RUTLAND, Vt. — Local eco-douchebag Morgan Lence is reportedly living a completely vegan lifestyle, despite his claim to be a “total carnivore” when it comes to “eating vagina,” thoroughly unsatisfied sources confirmed.
“I treat my body like a temple — that means no meat and no dairy. But on occasion, I do cheat when I feel like slurping some sweet, sloppy snatch,” said Lence, within earshot of a noticeably revolted woman. “It’s a weakness of mine, I know, but as a man, I can only be sustained by radishes for so long before I just gotta lick on a nice, slick clam.”
Farmers’ market shopper Whitney Giordino overheard Lence add that he “only eats cage free muff.”

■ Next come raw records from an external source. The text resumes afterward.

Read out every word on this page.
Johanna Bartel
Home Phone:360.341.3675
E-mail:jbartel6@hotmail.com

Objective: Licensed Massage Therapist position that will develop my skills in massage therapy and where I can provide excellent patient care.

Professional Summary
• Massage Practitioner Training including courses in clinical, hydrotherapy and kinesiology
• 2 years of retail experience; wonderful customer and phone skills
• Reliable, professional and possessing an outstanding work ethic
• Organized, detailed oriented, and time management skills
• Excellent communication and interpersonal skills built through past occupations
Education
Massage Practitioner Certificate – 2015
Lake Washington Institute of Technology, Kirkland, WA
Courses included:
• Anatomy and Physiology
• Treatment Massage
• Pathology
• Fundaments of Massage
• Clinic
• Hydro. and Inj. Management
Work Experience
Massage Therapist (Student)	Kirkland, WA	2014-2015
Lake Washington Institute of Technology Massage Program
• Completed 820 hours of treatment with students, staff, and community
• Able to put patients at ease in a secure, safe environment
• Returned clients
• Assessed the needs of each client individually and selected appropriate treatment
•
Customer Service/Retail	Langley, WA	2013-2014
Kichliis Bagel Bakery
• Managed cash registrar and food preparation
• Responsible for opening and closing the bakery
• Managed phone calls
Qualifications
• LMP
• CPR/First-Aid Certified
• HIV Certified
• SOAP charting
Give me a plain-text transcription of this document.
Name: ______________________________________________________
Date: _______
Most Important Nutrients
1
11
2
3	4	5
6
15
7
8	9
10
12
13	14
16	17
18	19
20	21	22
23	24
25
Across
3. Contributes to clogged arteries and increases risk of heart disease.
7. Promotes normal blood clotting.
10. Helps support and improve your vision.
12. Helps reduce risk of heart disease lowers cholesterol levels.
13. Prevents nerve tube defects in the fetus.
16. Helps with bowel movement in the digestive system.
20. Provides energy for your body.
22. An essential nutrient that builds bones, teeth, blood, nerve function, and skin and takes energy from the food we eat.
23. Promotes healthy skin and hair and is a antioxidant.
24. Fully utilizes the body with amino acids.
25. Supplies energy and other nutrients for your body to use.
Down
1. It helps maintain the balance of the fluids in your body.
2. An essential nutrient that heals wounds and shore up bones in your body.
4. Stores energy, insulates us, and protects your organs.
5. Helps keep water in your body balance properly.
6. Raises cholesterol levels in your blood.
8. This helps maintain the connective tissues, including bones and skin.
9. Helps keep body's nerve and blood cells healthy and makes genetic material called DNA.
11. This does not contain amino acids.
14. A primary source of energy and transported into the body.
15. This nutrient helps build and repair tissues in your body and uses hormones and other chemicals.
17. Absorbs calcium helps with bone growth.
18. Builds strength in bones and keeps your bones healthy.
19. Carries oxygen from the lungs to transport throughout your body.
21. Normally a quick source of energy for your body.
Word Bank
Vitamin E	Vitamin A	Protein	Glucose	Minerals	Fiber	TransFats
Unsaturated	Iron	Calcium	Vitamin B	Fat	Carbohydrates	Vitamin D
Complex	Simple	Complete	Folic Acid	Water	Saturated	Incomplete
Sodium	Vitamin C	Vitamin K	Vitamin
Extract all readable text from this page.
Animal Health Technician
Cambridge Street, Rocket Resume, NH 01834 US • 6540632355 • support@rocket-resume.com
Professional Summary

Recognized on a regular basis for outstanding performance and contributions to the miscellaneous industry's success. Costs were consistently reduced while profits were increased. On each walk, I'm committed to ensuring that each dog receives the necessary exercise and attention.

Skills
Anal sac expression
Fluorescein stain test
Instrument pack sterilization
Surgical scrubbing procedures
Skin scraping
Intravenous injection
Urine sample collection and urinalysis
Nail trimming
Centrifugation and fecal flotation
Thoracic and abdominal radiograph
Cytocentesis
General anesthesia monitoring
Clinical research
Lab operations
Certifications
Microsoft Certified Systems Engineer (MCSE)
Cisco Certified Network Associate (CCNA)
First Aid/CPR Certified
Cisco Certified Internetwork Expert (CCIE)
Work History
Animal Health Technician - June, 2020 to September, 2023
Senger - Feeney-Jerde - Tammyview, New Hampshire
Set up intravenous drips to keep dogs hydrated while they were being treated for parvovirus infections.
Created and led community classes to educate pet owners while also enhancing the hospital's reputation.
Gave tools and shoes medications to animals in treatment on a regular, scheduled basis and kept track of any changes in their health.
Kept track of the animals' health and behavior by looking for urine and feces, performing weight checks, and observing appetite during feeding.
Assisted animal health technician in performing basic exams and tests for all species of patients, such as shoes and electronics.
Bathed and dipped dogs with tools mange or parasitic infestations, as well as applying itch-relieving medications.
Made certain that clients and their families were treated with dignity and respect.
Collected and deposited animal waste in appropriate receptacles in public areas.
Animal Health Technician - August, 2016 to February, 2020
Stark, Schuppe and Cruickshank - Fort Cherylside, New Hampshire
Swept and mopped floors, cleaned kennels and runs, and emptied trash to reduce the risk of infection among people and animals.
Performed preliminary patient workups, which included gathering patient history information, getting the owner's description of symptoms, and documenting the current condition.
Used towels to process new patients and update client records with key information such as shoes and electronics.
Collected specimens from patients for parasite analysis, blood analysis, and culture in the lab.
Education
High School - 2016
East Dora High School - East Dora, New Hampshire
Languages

“At first I just thought he was joking. Like, it wasn’t funny, but I still thought it was a joke, because why else would anyone say that in public at 10:30 a.m.?” explained Giordino while avoiding eye contact by pretending to be interested in some nearby organic pears. “As soon as I realized he was serious, I just dropped what I was going to buy and walked the fuck away from there. After hearing the stuff that guy said, I don’t think I’ll ever be able to look at hummus the same way ever again.”
Despite Lence’s assertion, longtime friend Alice Tennent refuted his claim of being “a real snatch addict.”
“We’ve been friends for a long time, and if he’s not going on and on about how being vegan is so virtuous, then he’s trying to hit on some woman by telling her that the ‘only red meat he eats is beef curtains,’” she said. “Honestly, I feel bad for him sometimes. I know for a fact that none of these lines work, and he’s been one of the most strict vegans I’ve ever met for like, seven years. That’s seven completely vagina-free years for the guy. He might as well start eating steak every day since he’s clearly not getting any protein from ‘fishing the tuna net,’ or whatever his little phrase is.”
Lence also claims to adhere to the straight edge principle of “no casual hookups” unless “anyone would be into that sort of thing, or like, whatever.”